When you really think about it, LeBron and Curry are the only active players who have single-handedly lifted a franchise higher than Lillard has lifted the Blazers. LeBron did it in his first stint with the Cavs, taking a rag-tag group to the Finals. But when he knew he needed better teammates to win, he left. Lillard has never done that. He’s trying the Curry route of winning a title for the organization that drafted you, without any outside superstar reinforcements joining the party.
Curry’s 2015 title with Golden State serves as Lillard’s benchmark. That was before Durant turned the Warriors into a super-team, back when Curry had a really good running mate in a young Klay Thompson, as Lillard has with C.J. McCollum, but no fellow All-Stars (at that time) to lean on.
Lillard has it even harder because he doesn’t have a Draymond Green. The Blazers have never been a championship-level defense during Lillard’s tenure, and not having a playmaking four-man of Green’s caliber, a guy who can punish teams for high blitzes and double teams as a release valve leading 4-on-3 half-court advantages, has forced Lillard to try to do more himself. He got a hard lesson against Jrue Holiday and the Pelicans a few years ago. One man can’t do it all. But Lillard can come pretty damn close.
This is a guy who can score 40 points and hit nine or 10 3-pointers in his sleep. He’s a guy who can turn a 2-for-8 first half into a second-half explosion with a simple flip of the proverbial switch, almost as if he picks a point every game where he just decides enough is enough. And then he turns into a blow torch. Just because he feels like it.
He makes it look so easy to run off a string of off-the-dribble 30-footers that we have come to expect it.
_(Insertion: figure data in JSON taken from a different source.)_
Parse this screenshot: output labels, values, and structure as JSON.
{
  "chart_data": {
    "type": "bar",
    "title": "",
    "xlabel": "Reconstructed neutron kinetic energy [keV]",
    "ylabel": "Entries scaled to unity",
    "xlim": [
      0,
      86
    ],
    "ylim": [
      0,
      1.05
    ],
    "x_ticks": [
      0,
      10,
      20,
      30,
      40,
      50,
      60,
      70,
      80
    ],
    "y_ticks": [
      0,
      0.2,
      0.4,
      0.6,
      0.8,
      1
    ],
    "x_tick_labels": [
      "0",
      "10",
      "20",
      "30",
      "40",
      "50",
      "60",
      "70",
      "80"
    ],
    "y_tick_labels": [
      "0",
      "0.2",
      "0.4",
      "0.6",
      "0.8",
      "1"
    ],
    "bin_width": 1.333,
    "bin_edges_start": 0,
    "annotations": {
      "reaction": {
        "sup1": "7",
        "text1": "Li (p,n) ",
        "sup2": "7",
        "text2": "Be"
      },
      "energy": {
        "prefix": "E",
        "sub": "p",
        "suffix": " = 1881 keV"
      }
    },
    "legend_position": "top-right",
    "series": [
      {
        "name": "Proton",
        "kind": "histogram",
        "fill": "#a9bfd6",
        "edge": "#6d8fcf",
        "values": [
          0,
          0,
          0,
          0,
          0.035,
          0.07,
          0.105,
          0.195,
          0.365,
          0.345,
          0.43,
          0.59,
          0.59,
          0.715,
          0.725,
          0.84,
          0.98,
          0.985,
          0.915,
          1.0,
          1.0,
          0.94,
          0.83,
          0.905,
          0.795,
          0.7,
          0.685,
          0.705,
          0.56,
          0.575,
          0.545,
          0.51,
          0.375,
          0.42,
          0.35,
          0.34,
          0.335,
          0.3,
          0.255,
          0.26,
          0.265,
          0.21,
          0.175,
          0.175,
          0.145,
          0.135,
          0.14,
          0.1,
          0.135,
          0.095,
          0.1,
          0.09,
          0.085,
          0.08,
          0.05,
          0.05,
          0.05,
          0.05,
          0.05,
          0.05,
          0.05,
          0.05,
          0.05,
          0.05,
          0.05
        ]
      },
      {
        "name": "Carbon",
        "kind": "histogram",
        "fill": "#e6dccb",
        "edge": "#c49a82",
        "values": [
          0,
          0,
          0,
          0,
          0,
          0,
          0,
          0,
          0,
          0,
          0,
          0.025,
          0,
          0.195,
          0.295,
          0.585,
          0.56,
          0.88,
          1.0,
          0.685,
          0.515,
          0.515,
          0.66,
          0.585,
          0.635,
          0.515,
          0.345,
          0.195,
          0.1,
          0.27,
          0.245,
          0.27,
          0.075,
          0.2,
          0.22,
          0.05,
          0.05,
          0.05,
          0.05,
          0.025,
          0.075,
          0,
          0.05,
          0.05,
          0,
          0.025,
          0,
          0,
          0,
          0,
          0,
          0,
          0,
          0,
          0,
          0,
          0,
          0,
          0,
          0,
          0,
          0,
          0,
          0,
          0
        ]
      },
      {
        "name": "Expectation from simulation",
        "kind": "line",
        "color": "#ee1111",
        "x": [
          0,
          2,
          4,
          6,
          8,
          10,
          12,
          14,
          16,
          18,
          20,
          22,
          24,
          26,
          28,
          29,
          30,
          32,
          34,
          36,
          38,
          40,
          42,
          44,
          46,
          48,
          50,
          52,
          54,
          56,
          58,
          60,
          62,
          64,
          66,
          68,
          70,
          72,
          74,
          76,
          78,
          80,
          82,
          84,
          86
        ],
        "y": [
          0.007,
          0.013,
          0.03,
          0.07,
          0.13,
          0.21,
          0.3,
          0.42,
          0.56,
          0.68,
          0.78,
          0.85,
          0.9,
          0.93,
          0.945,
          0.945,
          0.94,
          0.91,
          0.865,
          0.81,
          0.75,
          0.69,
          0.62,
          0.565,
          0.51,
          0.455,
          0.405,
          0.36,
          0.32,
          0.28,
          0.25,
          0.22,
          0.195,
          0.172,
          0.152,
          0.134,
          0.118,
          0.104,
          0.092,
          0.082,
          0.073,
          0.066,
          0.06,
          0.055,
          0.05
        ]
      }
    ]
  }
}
We’re shocked, in fact, when he doesn’t do it. When Lillard shorted those two free throws on Saturday, with the Blazers trailing the Clippers by one and 18.6 seconds to play, it was one of those rub-your-eyes moments. Did I really just see that?
This is where Curry got in his back-to-back MVP seasons, where we were no longer surprised when he would make shots of such ridiculous difficulty that they would’ve seemed impossible before he normalized them. It’s like James harden putting up 50 or LeBron and his triple-doubles. We hardly bat an eye anymore. Luka Doncic is doing the same thing right now, lulling us into a belief that he will just continue to play at this level every single game for the next 20 years. And he probably will.
Only the greats make us expect greatness, and then deliver on those expectations game after game, season after season. Even for the best players on earth, it is not even close to normal the shots that Lillard can create and make with such consistency, but I’ll be damned if he doesn’t lull me into believing these stunts he pulls are routine. I can turn on a game late in the third quarter and see the Blazers down 20, and I have absolutely no doubt that Lillard — and to be fair, McCollum, too — will have them back in the lead at some point. Maybe in about five minutes.
So, yeah, Lillard missed a couple of free throws on Saturday. And the Blazers lost. And their postseason prospects became more perilous. And I was, and still am, utterly shocked. All of which only cemented the fact that the Sixers were going to get torched on Sunday. No way Lillard wasn’t backing up that minor blip with an avalanche — which only reinforced the absolute stone-cold fact that Lillard is in the highest echelon of superstars, where the margin for error is zero, where nothing other than greatness is an option, and where that greatness can be summoned time and again with seemingly remarkable ease.